I don’t mean to single out the BBC: you see this “cocaine surged, then homicide rates multiplied” idea repeated a lot. There’s something to it. But it misses a lot.
Cocaine seizures (from the UNODC World Drug Report) point to trends. That data, for Ecuador, does show a big jump in the amount of cocaine transiting the country from 2020 to 2021.
However, the numbers also show that there was already a lot of cocaine flowing through Ecuador during the 2010s, when the country was regarded to be among the least violent in the Americas.
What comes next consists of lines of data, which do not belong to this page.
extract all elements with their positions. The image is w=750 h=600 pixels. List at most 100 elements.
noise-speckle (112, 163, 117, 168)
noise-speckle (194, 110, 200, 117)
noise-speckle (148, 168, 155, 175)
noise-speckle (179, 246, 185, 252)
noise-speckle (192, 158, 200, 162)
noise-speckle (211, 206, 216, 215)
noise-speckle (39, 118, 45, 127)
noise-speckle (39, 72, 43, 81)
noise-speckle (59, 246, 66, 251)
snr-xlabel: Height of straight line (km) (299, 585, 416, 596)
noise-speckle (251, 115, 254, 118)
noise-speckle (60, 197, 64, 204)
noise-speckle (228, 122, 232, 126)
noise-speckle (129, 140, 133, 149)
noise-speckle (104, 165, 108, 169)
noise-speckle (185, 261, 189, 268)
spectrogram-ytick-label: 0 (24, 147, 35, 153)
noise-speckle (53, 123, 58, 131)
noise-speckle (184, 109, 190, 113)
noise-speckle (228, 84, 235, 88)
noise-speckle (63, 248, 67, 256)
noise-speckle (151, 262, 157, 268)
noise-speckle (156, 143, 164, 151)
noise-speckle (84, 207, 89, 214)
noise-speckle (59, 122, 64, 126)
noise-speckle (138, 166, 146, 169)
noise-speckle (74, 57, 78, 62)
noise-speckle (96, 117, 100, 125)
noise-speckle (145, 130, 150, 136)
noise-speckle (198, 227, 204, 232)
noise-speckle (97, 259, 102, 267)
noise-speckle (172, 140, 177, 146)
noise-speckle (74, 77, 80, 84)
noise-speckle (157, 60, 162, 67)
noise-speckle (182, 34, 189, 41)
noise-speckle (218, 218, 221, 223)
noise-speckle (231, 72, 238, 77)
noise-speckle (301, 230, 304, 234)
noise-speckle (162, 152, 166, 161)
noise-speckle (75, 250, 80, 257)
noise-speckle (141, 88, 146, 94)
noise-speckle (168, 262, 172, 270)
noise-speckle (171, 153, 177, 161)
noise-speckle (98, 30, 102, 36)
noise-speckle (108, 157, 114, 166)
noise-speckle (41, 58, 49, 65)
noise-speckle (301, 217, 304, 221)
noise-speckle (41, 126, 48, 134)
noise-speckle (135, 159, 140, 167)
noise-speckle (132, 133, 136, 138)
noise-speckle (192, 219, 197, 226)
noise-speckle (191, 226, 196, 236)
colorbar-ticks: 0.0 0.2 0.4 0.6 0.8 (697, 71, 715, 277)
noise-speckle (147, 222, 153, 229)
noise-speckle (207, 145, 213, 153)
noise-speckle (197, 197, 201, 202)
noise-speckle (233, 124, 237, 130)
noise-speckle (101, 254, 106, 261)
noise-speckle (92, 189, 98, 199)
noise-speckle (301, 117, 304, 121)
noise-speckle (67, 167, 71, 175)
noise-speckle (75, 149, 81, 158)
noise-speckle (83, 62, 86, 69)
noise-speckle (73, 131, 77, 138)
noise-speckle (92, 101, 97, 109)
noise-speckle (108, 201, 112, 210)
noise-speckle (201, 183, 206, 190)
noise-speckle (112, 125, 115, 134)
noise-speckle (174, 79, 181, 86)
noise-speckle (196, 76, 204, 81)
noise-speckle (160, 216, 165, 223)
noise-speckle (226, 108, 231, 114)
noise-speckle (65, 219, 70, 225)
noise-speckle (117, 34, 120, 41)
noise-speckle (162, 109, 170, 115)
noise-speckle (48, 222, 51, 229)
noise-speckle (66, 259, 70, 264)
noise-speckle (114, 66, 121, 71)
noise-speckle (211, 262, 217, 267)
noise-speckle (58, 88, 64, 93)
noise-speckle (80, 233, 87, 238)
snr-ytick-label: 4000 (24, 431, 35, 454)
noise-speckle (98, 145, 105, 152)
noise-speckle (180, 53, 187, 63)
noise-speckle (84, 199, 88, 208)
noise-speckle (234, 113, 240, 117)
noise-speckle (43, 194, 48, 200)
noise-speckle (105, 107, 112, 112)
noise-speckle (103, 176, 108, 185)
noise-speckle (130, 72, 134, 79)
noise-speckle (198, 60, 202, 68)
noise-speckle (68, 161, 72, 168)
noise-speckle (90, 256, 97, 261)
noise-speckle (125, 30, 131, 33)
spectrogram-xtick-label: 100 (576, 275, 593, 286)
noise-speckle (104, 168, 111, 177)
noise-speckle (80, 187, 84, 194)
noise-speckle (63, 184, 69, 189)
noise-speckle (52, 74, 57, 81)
The correlation between narcotrafficking and violence exists, but its strength often gets overestimated. A larger part of the story seems to have to do with the structure of organized crime in Ecuador.
Peaceful arrangements among criminal groups, which involved corrupt people high up in government (as prosecutors are uncovering), fell apart sometime around the turn of this decade. The river of cocaine that was already flowing through Ecuador fell into bitter dispute as past equilibria shattered.
The demobilization of Colombia’s FARC probably contributed to that. An early indicator of trouble was an extreme wave of prison violence between fast-growing gangs in the late 2010s and early 2020s, signaling a big shake-out among the country’s organized crime groups. There may have been a perfect storm of factors within the criminal underworlds of Colombia, Mexico, Ecuador, and perhaps elsewhere.
No matter what, the explanation rests on more than just a jump in the flow of cocaine. That flow was already quite robust, and quite tolerated by corrupt people in Ecuador’s security forces, judiciary, and government institutions.